1.2 Beautiful Soup库的基本元素

基本元素 说明
Tag 标签,最基本的信息组织单元,分别用<>和</>标明开头和结尾
Name 标签的名字,<p>..</p>的名字是p,格式<tag>.name
Attributes 标签的属性,字典形式组织,格式<tag>.attrs
NavigableString 标签内非属性字符串,<p>...</p>中的省略号,格式<tag>.string
Comment 标签内字符串的注释部分,一种特殊的Comment类型

示例:

<p class="title">...</p>
  1. 整个表示标签
  2. p是标签的名称name
  3. class与title是属性attrs,因为会有多个,所以是字典类型
  4. …表示非属性字符串,注释

示例:

  • 将html内容做成soup,并从中提取p标签,赋值给tag
import requests
from bs4 import BeautifulSoup
url = "https://python123.io/ws/demo.html"
kv = {'user-agent':'Mozilla/5.0'}
try:
    r = requests.get(url,headers = kv)
    r.raise_for_status()
    r.encoding = r.apparent_encoding
    demo = r.text
    
    # Beautiful Soup 利用
    soup = BeautifulSoup(demo,"html.parser")
    tag = soup.p  #返回p标签
except:
    print("NG")
  • 从p的tag中获取各种信息:
print("1:",tag)
print("2:",tag.name)
print("3:",tag.attrs)
print("4:",tag.string)
print("5:",tag.parent.name)

打印结果如下:

1: <p class="title"><b>The demo python introduces several python courses.</b></p>
2: p
3: {'class': ['title']}
4: The demo python introduces several python courses.
5: body
  • string与Comment
newsoup = BeautifulSoup("<b><!--This is a b tag comment --></b><p>This is not a comment</p>","html.parser")
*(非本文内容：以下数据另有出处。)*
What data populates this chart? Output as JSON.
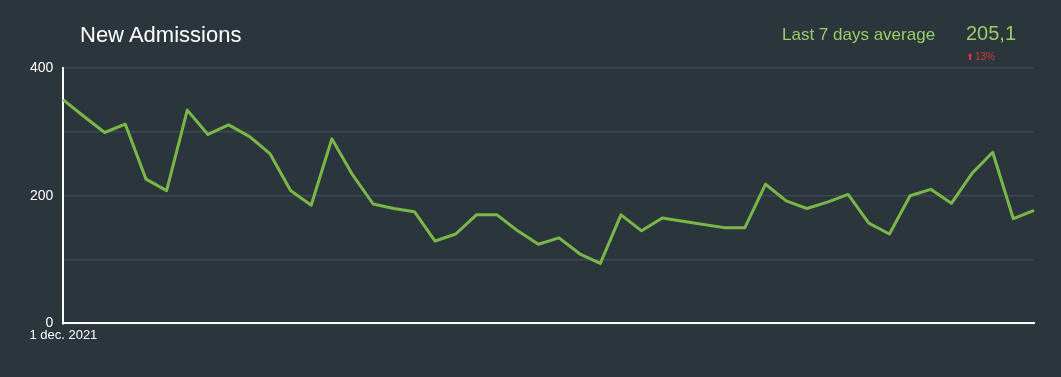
{
  "chart_data": {
    "type": "line",
    "title": "New Admissions",
    "categories": [
      "1 dec. 2021",
      null,
      null,
      null,
      null,
      null,
      null,
      null,
      null,
      null,
      null,
      null,
      null,
      null,
      null,
      null,
      null,
      null,
      null,
      null,
      null,
      null,
      null,
      null,
      null,
      null,
      null,
      null,
      null,
      null,
      null,
      null,
      null,
      null,
      null,
      null,
      null,
      null,
      null,
      null,
      null,
      null,
      null,
      null,
      null,
      null,
      null,
      null
    ],
    "series": [
      {
        "color": "#7ab648",
        "values": [
          350,
          324,
          299,
          312,
          226,
          208,
          334,
          296,
          311,
          293,
          266,
          208,
          185,
          289,
          233,
          187,
          180,
          175,
          129,
          140,
          170,
          170,
          145,
          124,
          134,
          109,
          94,
          170,
          145,
          165,
          160,
          155,
          150,
          150,
          218,
          192,
          180,
          190,
          202,
          157,
          140,
          200,
          210,
          188,
          235,
          268,
          164,
          177
        ]
      }
    ],
    "ylim": [
      0,
      400
    ],
    "yticks": [
      0,
      {
        "value": 100,
        "label": null
      },
      200,
      {
        "value": 300,
        "label": null
      },
      400
    ],
    "grid": "y",
    "legend": false,
    "marker": "none",
    "line_style": "solid",
    "annotations": [
      "Last 7 days average",
      "205,1",
      "13%"
    ]
  }
}
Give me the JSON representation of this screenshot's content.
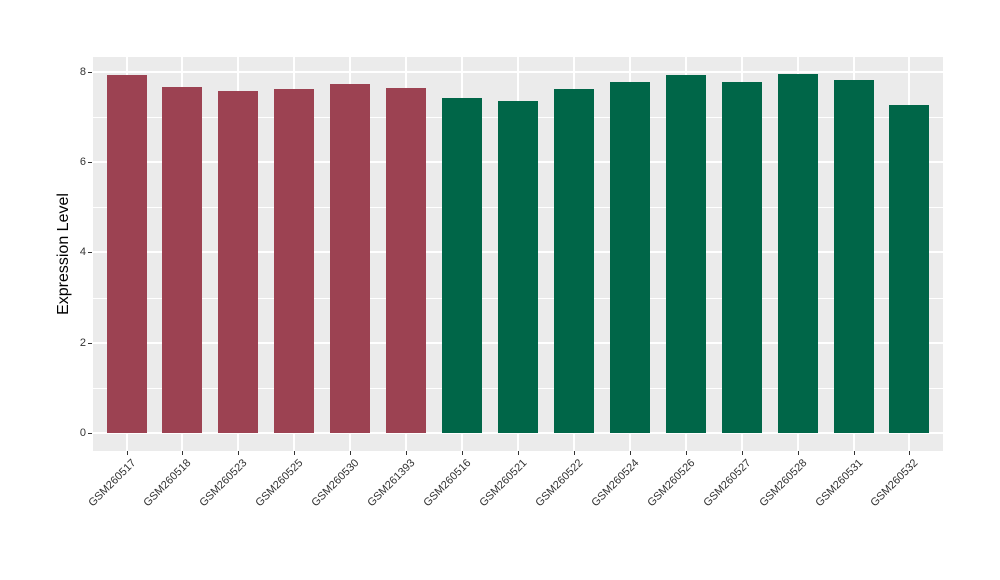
{
  "chart_data": {
    "type": "bar",
    "title": "",
    "xlabel": "",
    "ylabel": "Expression Level",
    "categories": [
      "GSM260517",
      "GSM260518",
      "GSM260523",
      "GSM260525",
      "GSM260530",
      "GSM261393",
      "GSM260516",
      "GSM260521",
      "GSM260522",
      "GSM260524",
      "GSM260526",
      "GSM260527",
      "GSM260528",
      "GSM260531",
      "GSM260532"
    ],
    "values": [
      7.93,
      7.67,
      7.58,
      7.63,
      7.74,
      7.65,
      7.42,
      7.36,
      7.63,
      7.78,
      7.94,
      7.77,
      7.96,
      7.83,
      7.27
    ],
    "bar_colors": [
      "#9C4252",
      "#9C4252",
      "#9C4252",
      "#9C4252",
      "#9C4252",
      "#9C4252",
      "#006648",
      "#006648",
      "#006648",
      "#006648",
      "#006648",
      "#006648",
      "#006648",
      "#006648",
      "#006648"
    ],
    "color_groups": [
      {
        "color": "#9C4252",
        "samples": [
          "GSM260517",
          "GSM260518",
          "GSM260523",
          "GSM260525",
          "GSM260530",
          "GSM261393"
        ]
      },
      {
        "color": "#006648",
        "samples": [
          "GSM260516",
          "GSM260521",
          "GSM260522",
          "GSM260524",
          "GSM260526",
          "GSM260527",
          "GSM260528",
          "GSM260531",
          "GSM260532"
        ]
      }
    ],
    "yticks": [
      0,
      2,
      4,
      6,
      8
    ],
    "minor_yticks": [
      1,
      3,
      5,
      7
    ],
    "ylim": [
      -0.4,
      8.35
    ],
    "grid": true,
    "legend": "none",
    "x_tick_rotation_deg": 45,
    "panel_background": "#EBEBEB",
    "gridline_color": "#FFFFFF",
    "tick_color": "#333333",
    "axis_title_color": "#000000",
    "figure_background": "#FFFFFF"
  }
}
print("1:",newsoup.b.string)
print("2:",type(newsoup.b.string))

print("3:",newsoup.p.string)
print("4:",type(newsoup.p.string))

输出结果如下:

1: This is a b tag comment 
2: <class 'bs4.element.Comment'>
3: This is not a comment
4: <class 'bs4.element.NavigableString'>

1.3 基于bs4库的HTML内容遍历方法

回顾下demo.html的格式:

<html>
 <head>
  <title>
   This is a python demo page
  </title>
 </head>
 <body>
  <p class="title">
   <b>
    The demo python introduces several python courses.
   </b>
  </p>
  <p class="course">
   Python is a wonderful general-purpose programming language. You can learn Python from novice to professional by tracking the following courses:
   <a class="py1" href="http://www.icourse163.org/course/BIT-268001" id="link1">
    Basic Python
   </a>
   and
   <a class="py2" href="http://www.icourse163.org/course/BIT-1001870001" id="link2">
    Advanced Python
   </a>
   .
  </p>
 </body>
</html>

基于标签树的上行遍历,下行遍历,平行遍历:

image

image

示例如下,先煲汤:

import requests
from bs4 import BeautifulSoup
url = "https://python123.io/ws/demo.html"
kv = {'user-agent':'Mozilla/5.0'}

r = requests.get(url,headers = kv)
r.raise_for_status()
r.encoding = r.apparent_encoding
demo = r.text
    
# Beautiful Soup 利用
soup = BeautifulSoup(demo,"html.parser")

1.4 下行遍历

print("1:",soup.head)
print("2:",soup.head.contents)
print("3:",soup.body.contents)
print("4:",soup.body.contents[1])

输出如下:

1: <head><title>This is a python demo page</title></head>
2: [<title>This is a python demo page</title>]
3: ['\n', <p class="title"><b>The demo python introduces several python courses.</b></p>, '\n', <p class="course">Python is a wonderful general-purpose programming language. You can learn Python from novice to professional by tracking the following courses:
<a class="py1" href="http://www.icourse163.org/course/BIT-268001" id="link1">Basic Python</a> and <a class="py2" href="http://www.icourse163.org/course/BIT-1001870001" id="link2">Advanced Python</a>.</p>, '\n']
4: <p class="title"><b>The demo python introduces several python courses.</b></p>
  • 遍历儿子节点
for child in soup.body.children:
    print(child)
    print("---")

输出如下:

<p class="title"><b>The demo python introduces several python courses.</b></p>


<p class="course">Python is a wonderful general-purpose programming language. You can learn Python from novice to professional by tracking the following courses:
<a class="py1" href="http://www.icourse163.org/course/BIT-268001" id="link1">Basic Python</a> and <a class="py2" href="http://www.icourse163.org/course/BIT-1001870001" id="link2">Advanced Python</a>.</p>

  • 遍历子孙节点

迭代输出,比如第一个<p><b>×××</b></p>,1.整体输出一次,2.b tag输出一次,3.×××输出一次。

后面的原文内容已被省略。